Western blotting is a common tool used for detecting proteins in crude protein mixtures such as serum and cell lysate. The proteins in the mixture are separated on the basis of size and charge by gel electrophoresis and then transferred onto nitrocellulose. This provides a solid matrix with immobilized protein. The separated proteins are then “probed” with specific antibodies. Bound antibodies are detected using a secondary antibody conjugated to an enzyme, similar to an ELISA assay. Chromogenic substrates include those where the products precipitate on the nitrocellulose or chemiluminesce that can be detected using autoradiography.
- Antigen detection and quantitation in complex samples
- Cross-reaction with homologous antigens
- Binding comparison of different antibodies to single antigens
- Antibody binding to antigen fragments and chemically modified antigens
Some important points about western blots:
- Not all monoclonal antibodies can bind proteins following reduction of disulfide bonds and denaturation with sodium dodecylsulfate.
- Antibodies recognizing linear, or non-conformation dependent epitopes are more likely useful for immunohistochemistry or other assays where antigens are subjected to denaturing conditions.

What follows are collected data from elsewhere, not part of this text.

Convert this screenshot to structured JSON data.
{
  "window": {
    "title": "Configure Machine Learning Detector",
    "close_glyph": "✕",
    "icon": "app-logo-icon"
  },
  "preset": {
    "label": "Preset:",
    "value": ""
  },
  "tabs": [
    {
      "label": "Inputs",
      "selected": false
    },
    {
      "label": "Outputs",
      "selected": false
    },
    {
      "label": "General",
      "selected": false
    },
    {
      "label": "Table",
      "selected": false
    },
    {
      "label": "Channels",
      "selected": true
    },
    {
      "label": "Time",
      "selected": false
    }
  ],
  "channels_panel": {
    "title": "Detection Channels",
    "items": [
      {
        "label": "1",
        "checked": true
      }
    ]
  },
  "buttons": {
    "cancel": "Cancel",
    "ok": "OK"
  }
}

- Cellular components can be identified from cell lysates or membrane preparations
- Proteins can be enriched by immunoprecipitation prior to gel electrophoresis.
- Antibodies that bind well in western blots do not always bind strongly in ELISA when the antigen is immobilized on plastic.
- In order to obtain monoclonal antibodies that bind proteins in western blot assays, positive antibodies from ELISA should be screened directly in western blots early in the hybridoma selection process.